Y cuando todavía se estaba riendo y mirando la media que colgaba como borracha de la pantalla de la lámpara, él la sobresaltó subiendo las manos por sus piernas hasta llegar a los muslos.
– Parece que nunca nadie te ha tocado aquí -dijo él, travieso.
Ella negó con la cabeza.
– Y parece que nunca te lo imaginaste.
Ella volvió a negar con la cabeza.
– Si no te has imaginado esto -le apretó los muslos, haciéndola lanzar un gritito y arquear el cuerpo-, entonces tampoco te has imaginado esto -añadió, deslizando los dedos hacia arriba, rozándole ligeramente la piel con las redondeadas uñas, hasta llegar a la mata de suave vello de la entrepierna.
– Eso no -dijo ella, más por reflejo que por otra cosa-. No puedes…
– Pues claro que puedo. Te lo aseguro.
– Pero… ¡Oooooh!
De repente se sintió como si el cerebro le hubiera salido volando por la ventana, porque le era imposible pensar en nada mientras los dedos de él la acariciaban ahí. Bueno, casi nada, porque sí era capaz de pensar en lo absolutamente inmoral que era eso y en que no deseaba por nada del mundo que él parara.
– ¿Qué me vas a hacer? -resolló, notando que se le tensaban todos los músculos mientras el movía los dedos de una manera particularmente perversa.
– Todo -repuso él, capturando sus labios con los de él-. Todo lo que deseas.
– Deseo… ¡Oooh!
– Te gusta, ¿verdad? -susurró él, con la boca pegada a su mejilla.
– No sé qué deseo -suspiró ella.
– Yo sí. -Deslizó la boca hacia la oreja y le mordisqueó suavemente el lóbulo-. Sé exactamente qué deseas. Fíate de mí.
Y así fue de fácil.
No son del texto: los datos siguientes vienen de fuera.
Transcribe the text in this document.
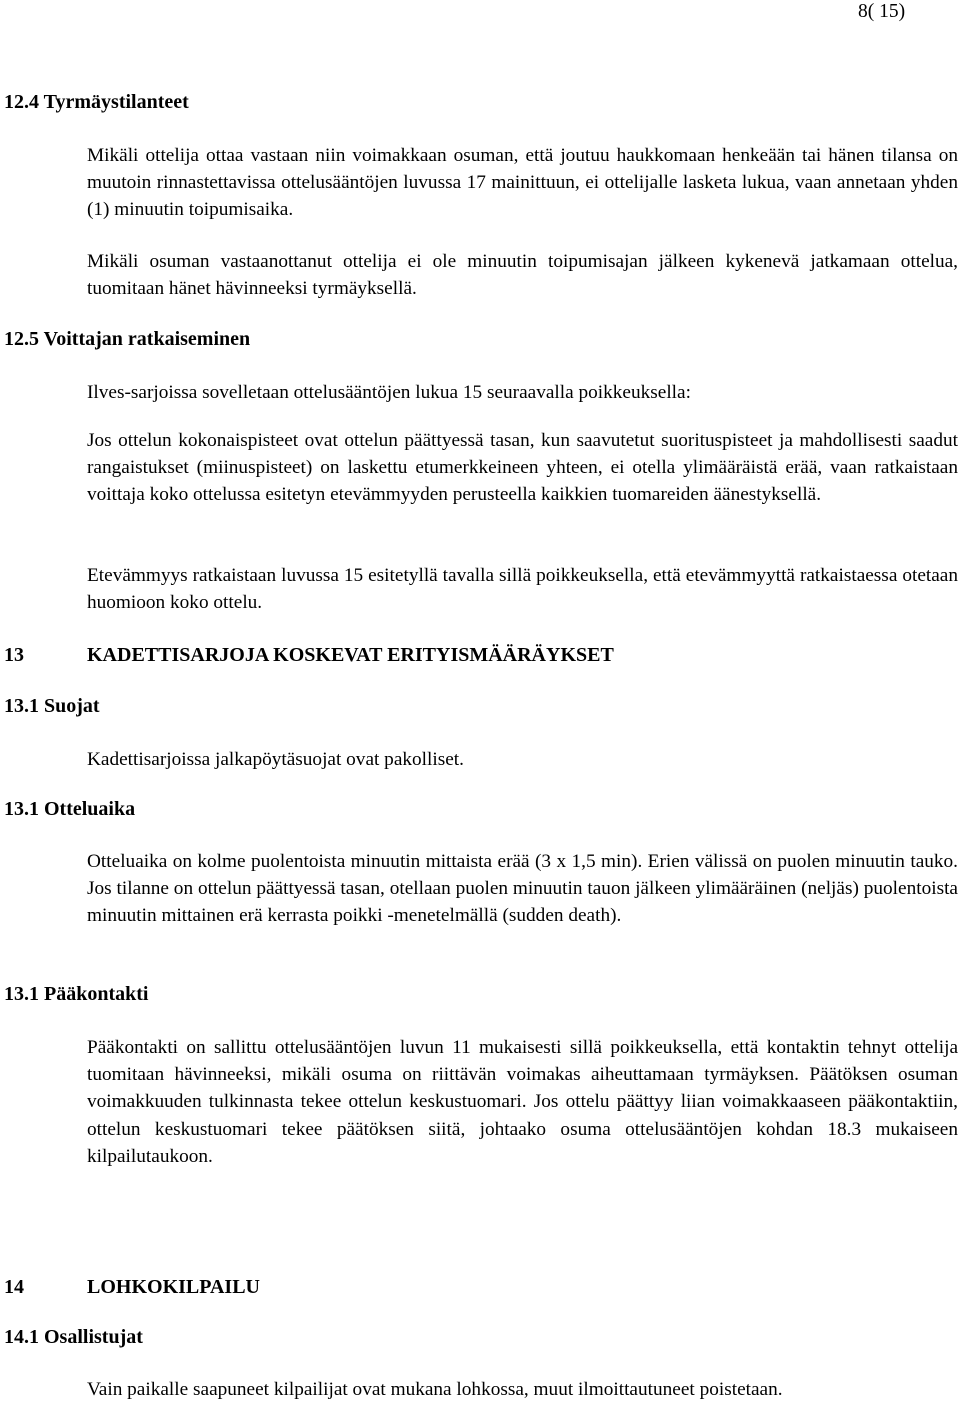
8( 15)
12.4 Tyrmäystilanteet

Mikäli ottelija ottaa vastaan niin voimakkaan osuman, että joutuu haukkomaan henkeään tai hänen tilansa on muutoin rinnastettavissa ottelusääntöjen luvussa 17 mainittuun, ei ottelijalle lasketa lukua, vaan annetaan yhden (1) minuutin toipumisaika.

Mikäli osuman vastaanottanut ottelija ei ole minuutin toipumisajan jälkeen kykenevä jatkamaan ottelua, tuomitaan hänet hävinneeksi tyrmäyksellä.

12.5 Voittajan ratkaiseminen

Ilves-sarjoissa sovelletaan ottelusääntöjen lukua 15 seuraavalla poikkeuksella:

Jos ottelun kokonaispisteet ovat ottelun päättyessä tasan, kun saavutetut suorituspisteet ja mahdollisesti saadut rangaistukset (miinuspisteet) on laskettu etumerkkeineen yhteen, ei otella ylimääräistä erää, vaan ratkaistaan voittaja koko ottelussa esitetyn etevämmyyden perusteella kaikkien tuomareiden äänestyksellä.

Etevämmyys ratkaistaan luvussa 15 esitetyllä tavalla sillä poikkeuksella, että etevämmyyttä ratkaistaessa otetaan huomioon koko ottelu.

13	KADETTISARJOJA KOSKEVAT ERITYISMÄÄRÄYKSET
13.1 Suojat

Kadettisarjoissa jalkapöytäsuojat ovat pakolliset.

13.1 Otteluaika

Otteluaika on kolme puolentoista minuutin mittaista erää (3 x 1,5 min). Erien välissä on puolen minuutin tauko. Jos tilanne on ottelun päättyessä tasan, otellaan puolen minuutin tauon jälkeen ylimääräinen (neljäs) puolentoista minuutin mittainen erä kerrasta poikki -menetelmällä (sudden death).

13.1 Pääkontakti

Pääkontakti on sallittu ottelusääntöjen luvun 11 mukaisesti sillä poikkeuksella, että kontaktin tehnyt ottelija tuomitaan hävinneeksi, mikäli osuma on riittävän voimakas aiheuttamaan tyrmäyksen. Päätöksen osuman voimakkuuden tulkinnasta tekee ottelun keskustuomari. Jos ottelu päättyy liian voimakkaaseen pääkontaktiin, ottelun keskustuomari tekee päätöksen siitä, johtaako osuma ottelusääntöjen kohdan 18.3 mukaiseen kilpailutaukoon.

14	LOHKOKILPAILU
14.1 Osallistujat

Vain paikalle saapuneet kilpailijat ovat mukana lohkossa, muut ilmoittautuneet poistetaan.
Ella se entregó totalmente a él, y no era que no hubiera llegado ya a ese punto. Pero cuando él le dijo «Fíate de mí», y comprendió que se fiaba, algo cambió ligeramente en su interior. Estaba preparada para eso. Seguía estando mal, pero estaba dispuesta y lo deseaba, y por una vez en su vida haría algo insensato y descabellado, absolutamente atípico en ella.